When the Aragonese donated it to the Sforza ducal family, the fortress was enlarged and embellished by the intervention of two women, mother and daughter: Isabella of Aragon, widow of Gian Galeazzo Sforza, Duchess of Bari and Bona Sforza. The castle became the seat of a court that had nothing to envy from the Lords of the North. We owe them the scenic double flight of stairs connecting the ground floor to the halls of the piano nobile.
During Bourbon rule, the castle began a long period of decay and abandonment, during which it was used as a prison and barracks.
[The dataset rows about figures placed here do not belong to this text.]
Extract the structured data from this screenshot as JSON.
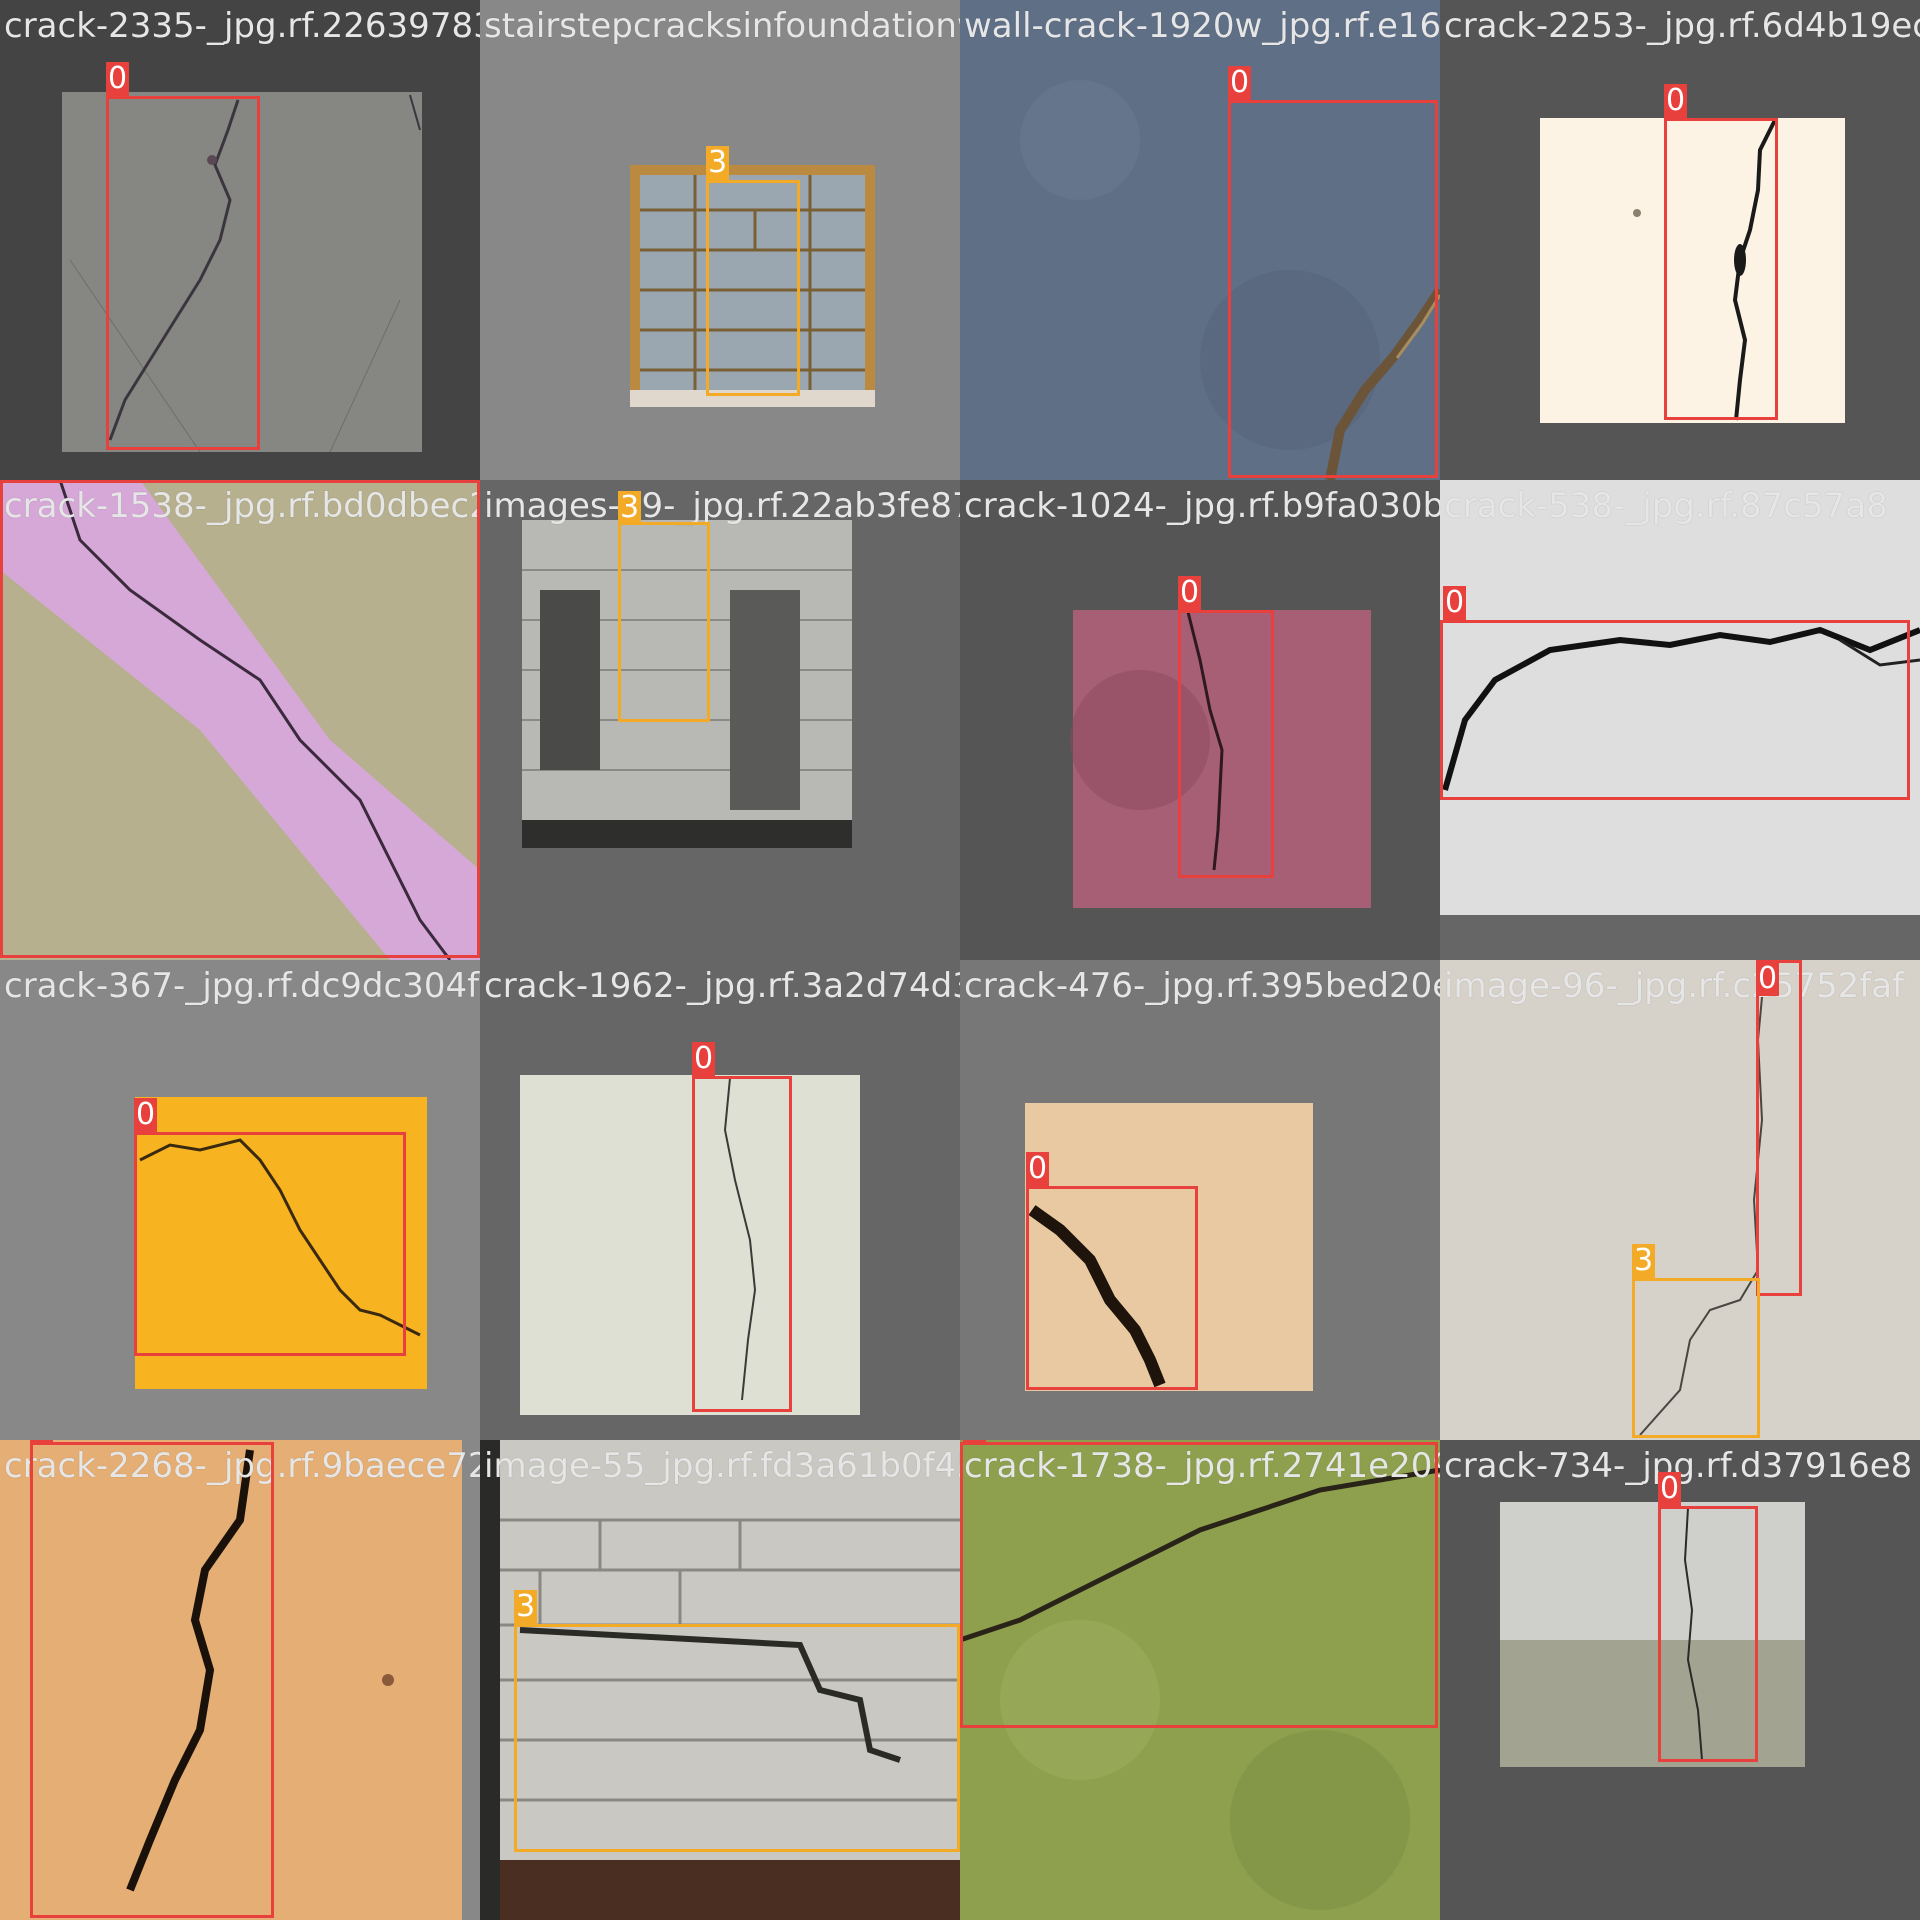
{
  "grid": {
    "rows": 4,
    "cols": 4
  },
  "class_colors": {
    "0": "#e8413d",
    "3": "#f3aa27"
  },
  "tiles": [
    {
      "filename": "crack-2335-_jpg.rf.22639783708239d5461823",
      "background": "#444444",
      "photo_tone": "#8a8a86",
      "labels": [
        "0"
      ]
    },
    {
      "filename": "stairstepcracksinfoundationwall-1920w_jpg.rf.e16b4cf2f2dd22842251ff1",
      "background": "#888888",
      "photo_tone": "#b98a3f",
      "labels": [
        "3"
      ]
    },
    {
      "filename": "wall-crack-1920w_jpg.rf.e16b4cf2f2dd122842251ff1",
      "background": "#555555",
      "photo_tone": "#5e6f86",
      "labels": [
        "0"
      ]
    },
    {
      "filename": "crack-2253-_jpg.rf.6d4b19ec",
      "background": "#555555",
      "photo_tone": "#fdf3e4",
      "labels": [
        "0"
      ]
    },
    {
      "filename": "crack-1538-_jpg.rf.bd0dbec2c2624f5e9e48c",
      "background": "#777777",
      "photo_tone": "#b6b08e",
      "labels": [
        "0"
      ]
    },
    {
      "filename": "images-39-_jpg.rf.22ab3fe870fad44021d0ebab",
      "background": "#666666",
      "photo_tone": "#9c9a96",
      "labels": [
        "3"
      ]
    },
    {
      "filename": "crack-1024-_jpg.rf.b9fa030b2b3c5e6dd5",
      "background": "#555555",
      "photo_tone": "#a65f74",
      "labels": [
        "0"
      ]
    },
    {
      "filename": "crack-538-_jpg.rf.87c57a8",
      "background": "#d8d8d8",
      "photo_tone": "#dedede",
      "labels": [
        "0"
      ]
    },
    {
      "filename": "crack-367-_jpg.rf.dc9dc304f6d49219712ab6",
      "background": "#888888",
      "photo_tone": "#f8b320",
      "labels": [
        "0"
      ]
    },
    {
      "filename": "crack-1962-_jpg.rf.3a2d74d3e7ad57706d958",
      "background": "#666666",
      "photo_tone": "#dfe0d4",
      "labels": [
        "0"
      ]
    },
    {
      "filename": "crack-476-_jpg.rf.395bed20e2b63f959edeb",
      "background": "#777777",
      "photo_tone": "#e8c9a2",
      "labels": [
        "0"
      ]
    },
    {
      "filename": "image-96-_jpg.rf.c25752faf",
      "background": "#d0ccc4",
      "photo_tone": "#d6d2ca",
      "labels": [
        "0",
        "3"
      ]
    },
    {
      "filename": "crack-2268-_jpg.rf.9baece72baad0750d93650",
      "background": "#888888",
      "photo_tone": "#e5ae74",
      "labels": [
        "0"
      ]
    },
    {
      "filename": "image-55_jpg.rf.fd3a61b0f45200b25738c2de",
      "background": "#666666",
      "photo_tone": "#c9c8c2",
      "labels": [
        "3"
      ]
    },
    {
      "filename": "crack-1738-_jpg.rf.2741e209ca5681203a4c67",
      "background": "#888888",
      "photo_tone": "#8ea04e",
      "labels": [
        "0"
      ]
    },
    {
      "filename": "crack-734-_jpg.rf.d37916e8",
      "background": "#555555",
      "photo_tone": "#cfd0cc",
      "labels": [
        "0"
      ]
    }
  ]
}
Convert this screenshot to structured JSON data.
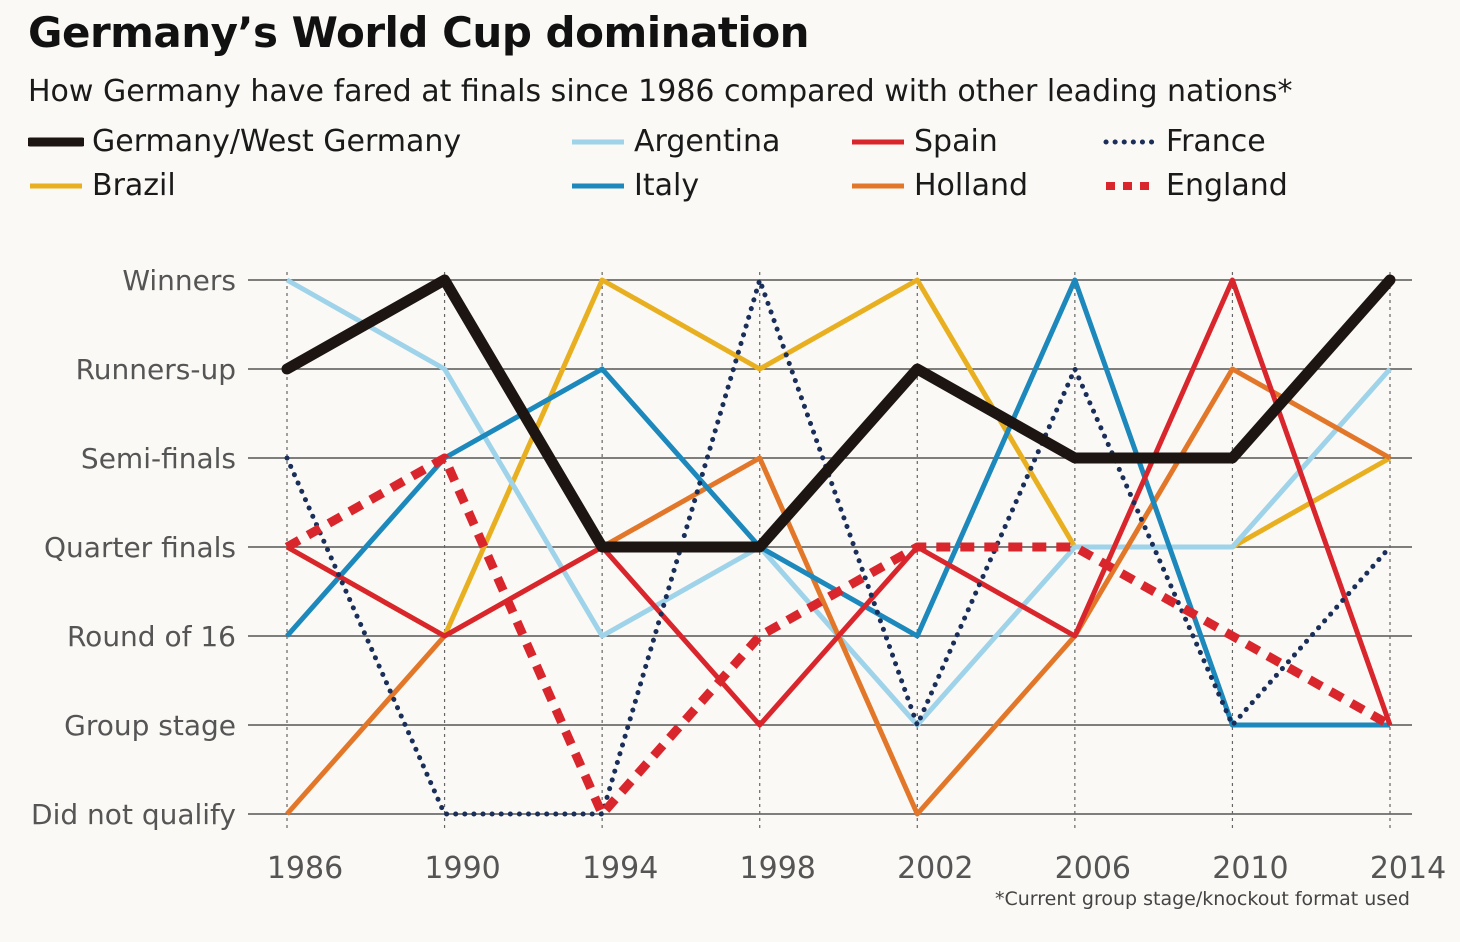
{
  "chart_data": {
    "type": "line",
    "title": "Germany’s World Cup domination",
    "subtitle": "How Germany have fared at finals since 1986 compared with other leading nations*",
    "footnote": "*Current group stage/knockout format used",
    "x": [
      "1986",
      "1990",
      "1994",
      "1998",
      "2002",
      "2006",
      "2010",
      "2014"
    ],
    "y_categories": [
      "Did not qualify",
      "Group stage",
      "Round of 16",
      "Quarter finals",
      "Semi-finals",
      "Runners-up",
      "Winners"
    ],
    "ylim": [
      0,
      6
    ],
    "grid": true,
    "legend_position": "top",
    "series": [
      {
        "name": "Brazil",
        "color": "#e8b020",
        "style": "solid",
        "values": [
          3,
          2,
          6,
          5,
          6,
          3,
          3,
          4
        ]
      },
      {
        "name": "Argentina",
        "color": "#9fd3ea",
        "style": "solid",
        "values": [
          6,
          5,
          2,
          3,
          1,
          3,
          3,
          5
        ]
      },
      {
        "name": "Holland",
        "color": "#e2772a",
        "style": "solid",
        "values": [
          0,
          2,
          3,
          4,
          0,
          2,
          5,
          4
        ]
      },
      {
        "name": "Italy",
        "color": "#1c88bb",
        "style": "solid",
        "values": [
          2,
          4,
          5,
          3,
          2,
          6,
          1,
          1
        ]
      },
      {
        "name": "Spain",
        "color": "#d9252c",
        "style": "solid",
        "values": [
          3,
          2,
          3,
          1,
          3,
          2,
          6,
          1
        ]
      },
      {
        "name": "France",
        "color": "#1a2e5a",
        "style": "dotted",
        "values": [
          4,
          0,
          0,
          6,
          1,
          5,
          1,
          3
        ]
      },
      {
        "name": "England",
        "color": "#d9252c",
        "style": "dashed",
        "values": [
          3,
          4,
          0,
          2,
          3,
          3,
          2,
          1
        ]
      },
      {
        "name": "Germany/West Germany",
        "color": "#1d1512",
        "style": "solid-thick",
        "values": [
          5,
          6,
          3,
          3,
          5,
          4,
          4,
          6
        ]
      }
    ]
  }
}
Only recently, in 2017, after extensive restoration and enhancement work, was the castle opened to the public as a museum.
On the main floor, exhibitions and permanent displays
The main floor of the castle is divided into various halls that are used for temporary exhibitions, cultural events and for permanent displays: the Aragonese Hall houses a photographic exhibition on the history of the restoration of the castle; the Angevin wing houses the archaeological collection of tableware ceramics (15th-18th century) from the excavations of the "butto" (today we would call it a rubbish tip) that testify to an area of court life, while the so-called Torre dei Minorenni displays a collection of precious materials and jewellery from various places in Apulia.
The Gipsoteca of the Castle of Bari
The ground floor of the Castle, in the beautiful rooms with ogival arches, houses the Gipsoteca, an interesting collection of plaster reproductions of sculptures of some Apulian monuments made in 1911 by artists Pasquale Duretti and Mario Sabatelli for the Apulian pavilion at the Ethnographic Exhibition organised in Rome on the occasion of the 50th anniversary of the Unification of Italy.